Mutual Coherence of Polarized Light in Disordered Media: Two-Frequency Method Extended

TL;DR

This paper develops a two-frequency Wigner distribution approach to analyze the coherence of polarized electromagnetic waves in complex disordered media, deriving new radiative transfer equations applicable to various anisotropic and birefringent materials.

Contribution

It introduces a simplified 2f-Wigner distribution and derives closed-form Wigner-Moyal and radiative transfer equations for polarized waves in complex media, extending previous models to more general anisotropic cases.

Findings

Derived 2f-RT equations for coherence matrices in complex media.

Simplified the 2f-Wigner distribution for polarized waves.

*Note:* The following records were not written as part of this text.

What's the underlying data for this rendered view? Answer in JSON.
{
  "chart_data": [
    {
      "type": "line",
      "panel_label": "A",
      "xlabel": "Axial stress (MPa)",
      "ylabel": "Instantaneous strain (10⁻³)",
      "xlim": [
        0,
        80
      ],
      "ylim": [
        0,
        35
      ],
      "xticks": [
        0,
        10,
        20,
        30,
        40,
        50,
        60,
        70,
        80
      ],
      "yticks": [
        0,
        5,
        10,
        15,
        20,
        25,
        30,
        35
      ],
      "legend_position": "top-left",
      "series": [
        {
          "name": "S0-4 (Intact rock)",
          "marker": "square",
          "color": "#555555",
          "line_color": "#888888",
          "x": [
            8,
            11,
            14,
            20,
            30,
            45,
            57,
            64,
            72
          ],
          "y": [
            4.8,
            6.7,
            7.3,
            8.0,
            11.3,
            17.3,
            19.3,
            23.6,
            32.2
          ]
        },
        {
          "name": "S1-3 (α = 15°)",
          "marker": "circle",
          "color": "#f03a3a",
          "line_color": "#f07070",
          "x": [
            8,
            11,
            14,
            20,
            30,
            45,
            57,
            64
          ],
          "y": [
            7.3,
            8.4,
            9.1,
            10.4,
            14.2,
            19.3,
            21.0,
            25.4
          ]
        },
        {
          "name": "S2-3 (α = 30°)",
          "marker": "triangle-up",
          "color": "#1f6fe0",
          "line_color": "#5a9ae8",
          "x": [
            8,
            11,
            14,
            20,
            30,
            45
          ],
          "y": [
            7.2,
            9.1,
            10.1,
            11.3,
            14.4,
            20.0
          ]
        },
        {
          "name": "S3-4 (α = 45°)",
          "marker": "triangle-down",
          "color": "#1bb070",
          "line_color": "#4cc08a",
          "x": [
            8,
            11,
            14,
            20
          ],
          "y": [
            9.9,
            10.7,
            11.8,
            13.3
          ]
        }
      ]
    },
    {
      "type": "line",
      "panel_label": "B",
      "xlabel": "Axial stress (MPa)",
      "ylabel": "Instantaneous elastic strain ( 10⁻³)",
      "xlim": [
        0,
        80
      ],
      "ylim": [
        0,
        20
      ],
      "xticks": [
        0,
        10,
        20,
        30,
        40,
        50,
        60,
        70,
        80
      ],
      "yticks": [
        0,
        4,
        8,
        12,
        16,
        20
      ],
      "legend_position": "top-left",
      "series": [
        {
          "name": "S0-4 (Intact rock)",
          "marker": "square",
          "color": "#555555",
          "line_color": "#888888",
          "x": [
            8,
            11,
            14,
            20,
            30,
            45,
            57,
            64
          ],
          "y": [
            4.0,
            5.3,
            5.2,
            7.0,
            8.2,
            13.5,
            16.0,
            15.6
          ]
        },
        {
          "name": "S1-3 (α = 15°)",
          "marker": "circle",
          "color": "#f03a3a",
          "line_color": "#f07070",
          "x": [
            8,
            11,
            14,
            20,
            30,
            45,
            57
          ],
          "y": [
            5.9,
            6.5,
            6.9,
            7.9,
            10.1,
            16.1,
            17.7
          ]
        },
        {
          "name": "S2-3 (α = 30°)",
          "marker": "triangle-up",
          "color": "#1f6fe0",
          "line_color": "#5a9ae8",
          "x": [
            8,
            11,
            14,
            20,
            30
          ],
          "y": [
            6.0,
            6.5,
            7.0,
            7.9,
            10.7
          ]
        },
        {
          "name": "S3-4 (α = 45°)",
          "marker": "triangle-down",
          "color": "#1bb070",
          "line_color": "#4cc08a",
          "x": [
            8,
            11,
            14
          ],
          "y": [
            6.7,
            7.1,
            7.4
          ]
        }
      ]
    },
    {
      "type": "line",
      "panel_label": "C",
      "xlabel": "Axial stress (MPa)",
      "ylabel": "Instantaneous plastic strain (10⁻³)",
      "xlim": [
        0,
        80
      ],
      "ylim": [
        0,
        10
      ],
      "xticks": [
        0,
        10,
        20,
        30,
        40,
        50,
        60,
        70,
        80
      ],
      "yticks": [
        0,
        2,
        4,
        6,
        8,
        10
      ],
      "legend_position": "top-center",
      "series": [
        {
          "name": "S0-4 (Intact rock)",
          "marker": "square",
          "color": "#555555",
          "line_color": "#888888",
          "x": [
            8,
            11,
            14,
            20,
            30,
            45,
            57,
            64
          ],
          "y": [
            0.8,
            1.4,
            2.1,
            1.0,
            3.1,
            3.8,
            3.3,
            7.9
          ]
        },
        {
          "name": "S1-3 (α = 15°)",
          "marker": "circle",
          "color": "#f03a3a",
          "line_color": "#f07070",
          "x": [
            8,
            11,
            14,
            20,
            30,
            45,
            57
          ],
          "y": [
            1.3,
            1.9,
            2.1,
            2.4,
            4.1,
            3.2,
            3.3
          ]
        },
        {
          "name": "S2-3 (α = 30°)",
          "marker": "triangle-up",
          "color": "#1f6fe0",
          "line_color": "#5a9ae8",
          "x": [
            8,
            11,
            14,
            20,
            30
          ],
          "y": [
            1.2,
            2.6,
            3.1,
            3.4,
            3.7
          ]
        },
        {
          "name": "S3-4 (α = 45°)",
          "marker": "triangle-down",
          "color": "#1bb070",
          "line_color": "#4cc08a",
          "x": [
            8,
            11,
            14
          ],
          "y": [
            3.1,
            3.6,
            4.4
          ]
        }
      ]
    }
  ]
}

Applied the framework to isotropic, chiral, uniaxial, and gyrotropic media.

Abstract

The paper addresses the two-point correlations of electromagnetic waves in general random, bi-anisotropic media whose constitutive tensors are complex Hermitian, positive- or negative-definite matrices. A simplified version of the two-frequency Wigner distribution (2f-WD) for polarized waves is introduced and the closed form Wigner-Moyal equation is derived from the Maxwell equations. In the weak-disorder regime with an arbitrarily varying background the two-frequency radiative transfer (2f-RT) equations for the associated $2\times 2$ coherence matrices are derived from the Wigner-Moyal equation by using the multiple scale expansion. In birefringent media, the coherence matrix becomes a scalar and the 2f-RT equations take the scalar form due to the absence of depolarization. A paraxial approximation is developed for spatialy anisotropic media. Examples of isotropic, chiral, uniaxial and gyrotropic media are discussed.